Cassia sat frozen for a long moment. Then she slid out from under Knight and surged to her feet. “What would possess the Prisma to do such a thing? If the illness were to spread from within, we would lose our healers first.”
“She seems a woman who would take all the lives in Tenebra upon herself.”
“Yes. That is just the sort of foolish thing she would try to do.” But it was not ridicule or disapproval that drove Cassia to pace back and forth between the thorn thickets. Lio could feel the worry she disguised with harsh words. “They must have diagnosed the children and taken them into hiding before the nature of their illness became widely known. That would prevent people from panicking and even casting out the children. But their families must know.”

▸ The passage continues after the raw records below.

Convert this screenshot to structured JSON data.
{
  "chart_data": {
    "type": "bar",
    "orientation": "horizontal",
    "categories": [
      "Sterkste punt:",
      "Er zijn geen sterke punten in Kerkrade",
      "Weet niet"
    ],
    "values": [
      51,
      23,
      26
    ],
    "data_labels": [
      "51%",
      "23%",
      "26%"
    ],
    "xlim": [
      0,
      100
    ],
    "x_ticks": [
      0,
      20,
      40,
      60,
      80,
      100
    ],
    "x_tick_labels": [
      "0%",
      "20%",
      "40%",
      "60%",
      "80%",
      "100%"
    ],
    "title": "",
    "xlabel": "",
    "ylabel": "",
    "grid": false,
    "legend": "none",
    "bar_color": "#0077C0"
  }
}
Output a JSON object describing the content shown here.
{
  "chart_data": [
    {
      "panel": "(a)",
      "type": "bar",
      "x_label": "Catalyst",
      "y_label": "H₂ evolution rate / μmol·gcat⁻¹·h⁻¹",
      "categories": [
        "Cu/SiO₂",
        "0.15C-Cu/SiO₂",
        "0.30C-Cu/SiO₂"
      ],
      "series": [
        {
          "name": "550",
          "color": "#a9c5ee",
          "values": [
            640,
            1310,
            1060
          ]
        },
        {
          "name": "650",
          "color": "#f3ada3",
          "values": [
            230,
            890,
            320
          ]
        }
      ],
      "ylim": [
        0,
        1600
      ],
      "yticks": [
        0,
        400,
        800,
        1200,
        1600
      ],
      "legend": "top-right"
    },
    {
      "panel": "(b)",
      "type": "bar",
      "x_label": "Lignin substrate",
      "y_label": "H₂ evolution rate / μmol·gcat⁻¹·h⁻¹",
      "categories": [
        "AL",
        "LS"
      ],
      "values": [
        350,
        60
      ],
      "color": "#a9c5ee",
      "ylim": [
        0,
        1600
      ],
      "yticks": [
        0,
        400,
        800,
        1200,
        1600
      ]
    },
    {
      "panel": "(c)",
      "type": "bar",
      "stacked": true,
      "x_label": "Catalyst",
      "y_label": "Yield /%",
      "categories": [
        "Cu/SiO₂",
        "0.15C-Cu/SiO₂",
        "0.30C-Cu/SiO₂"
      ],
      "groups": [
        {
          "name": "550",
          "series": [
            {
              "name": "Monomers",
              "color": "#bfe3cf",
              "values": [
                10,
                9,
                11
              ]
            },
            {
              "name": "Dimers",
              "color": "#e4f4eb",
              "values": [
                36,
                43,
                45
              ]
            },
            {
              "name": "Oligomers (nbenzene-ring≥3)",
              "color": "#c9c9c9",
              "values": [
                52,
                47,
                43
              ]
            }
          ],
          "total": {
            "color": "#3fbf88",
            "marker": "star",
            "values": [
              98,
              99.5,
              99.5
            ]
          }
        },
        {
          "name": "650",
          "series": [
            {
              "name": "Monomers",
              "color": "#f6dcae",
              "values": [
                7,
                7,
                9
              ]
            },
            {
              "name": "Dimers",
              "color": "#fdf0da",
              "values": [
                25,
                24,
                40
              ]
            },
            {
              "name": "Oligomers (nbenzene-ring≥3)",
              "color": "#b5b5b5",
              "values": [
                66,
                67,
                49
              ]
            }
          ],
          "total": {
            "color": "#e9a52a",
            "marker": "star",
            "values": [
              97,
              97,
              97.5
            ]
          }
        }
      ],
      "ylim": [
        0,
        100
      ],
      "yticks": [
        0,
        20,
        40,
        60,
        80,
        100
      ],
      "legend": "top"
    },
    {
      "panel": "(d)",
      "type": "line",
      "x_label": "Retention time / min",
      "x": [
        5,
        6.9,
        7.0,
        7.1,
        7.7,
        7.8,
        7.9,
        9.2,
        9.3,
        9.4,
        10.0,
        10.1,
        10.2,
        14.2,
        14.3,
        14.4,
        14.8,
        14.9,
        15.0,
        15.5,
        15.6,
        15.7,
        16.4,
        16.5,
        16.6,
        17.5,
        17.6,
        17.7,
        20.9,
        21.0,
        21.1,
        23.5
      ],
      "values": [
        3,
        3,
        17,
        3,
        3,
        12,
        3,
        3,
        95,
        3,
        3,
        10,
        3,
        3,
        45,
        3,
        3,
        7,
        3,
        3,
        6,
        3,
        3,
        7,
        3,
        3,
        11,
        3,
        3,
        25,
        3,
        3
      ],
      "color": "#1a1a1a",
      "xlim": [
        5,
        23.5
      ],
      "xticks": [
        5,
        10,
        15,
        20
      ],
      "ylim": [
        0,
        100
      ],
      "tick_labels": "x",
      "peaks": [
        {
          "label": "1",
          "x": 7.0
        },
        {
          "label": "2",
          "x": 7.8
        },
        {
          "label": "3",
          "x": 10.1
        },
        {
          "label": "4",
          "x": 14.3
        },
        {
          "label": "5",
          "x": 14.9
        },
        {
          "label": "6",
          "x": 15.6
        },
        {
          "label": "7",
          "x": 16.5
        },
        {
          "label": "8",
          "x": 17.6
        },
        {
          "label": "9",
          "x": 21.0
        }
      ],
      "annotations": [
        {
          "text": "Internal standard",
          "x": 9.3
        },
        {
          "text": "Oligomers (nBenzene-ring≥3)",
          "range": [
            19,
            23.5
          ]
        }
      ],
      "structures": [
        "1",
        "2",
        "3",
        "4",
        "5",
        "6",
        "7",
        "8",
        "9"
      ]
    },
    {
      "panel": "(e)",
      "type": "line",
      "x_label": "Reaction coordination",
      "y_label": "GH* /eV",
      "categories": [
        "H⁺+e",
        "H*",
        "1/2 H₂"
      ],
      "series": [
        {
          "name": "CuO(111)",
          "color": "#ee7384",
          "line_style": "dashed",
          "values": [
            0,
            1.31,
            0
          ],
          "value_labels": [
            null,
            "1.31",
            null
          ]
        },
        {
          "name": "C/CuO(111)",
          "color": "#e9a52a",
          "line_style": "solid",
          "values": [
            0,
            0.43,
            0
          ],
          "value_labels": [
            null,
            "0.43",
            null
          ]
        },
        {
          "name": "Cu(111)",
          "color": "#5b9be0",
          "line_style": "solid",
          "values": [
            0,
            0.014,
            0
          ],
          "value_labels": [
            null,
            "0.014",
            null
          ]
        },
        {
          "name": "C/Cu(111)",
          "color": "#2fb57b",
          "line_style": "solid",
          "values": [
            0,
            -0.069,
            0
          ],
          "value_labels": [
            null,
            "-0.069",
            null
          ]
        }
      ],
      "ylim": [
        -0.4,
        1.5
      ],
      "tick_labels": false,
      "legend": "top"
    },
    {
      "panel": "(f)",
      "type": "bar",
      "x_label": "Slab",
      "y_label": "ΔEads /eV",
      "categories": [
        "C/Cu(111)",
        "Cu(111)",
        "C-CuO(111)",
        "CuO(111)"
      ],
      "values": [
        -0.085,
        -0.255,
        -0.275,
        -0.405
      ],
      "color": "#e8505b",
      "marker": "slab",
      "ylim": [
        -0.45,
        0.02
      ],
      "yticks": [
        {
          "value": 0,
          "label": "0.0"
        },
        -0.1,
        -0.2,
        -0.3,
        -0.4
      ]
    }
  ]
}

Lio got to his feet. “Could they be temple orphans?”
“No, none of them are unaccounted for. These are someone’s children whom the mages smuggled into the temple.”
“Now we understand the motivation for the Prisma’s pretense about illness in the east. She needed an excuse for her desperation to procure the medicine. So the question is, where did the illness really begin? Where are the children from and whose are they?”
Cassia pressed her lips together. “If there is a secret within a secret, it is probably wise to stop at one.”
Lio wasn’t sure he could. Not when he had experienced those fragile young humans’ misery and terror. They felt so alone in their hiding place, torn from everything familiar with no one to help them feel safe. Did families wait in fear of losing them? Or were the little ones truly alone, with no one to worry if they ever made it out of the temple alive?
But it wasn’t his secret, although tonight’s events had made it known to him. Those children were by rights under the Prisma’s care, thus by the Oath, he as a Hesperine had no claim on them except his compassion.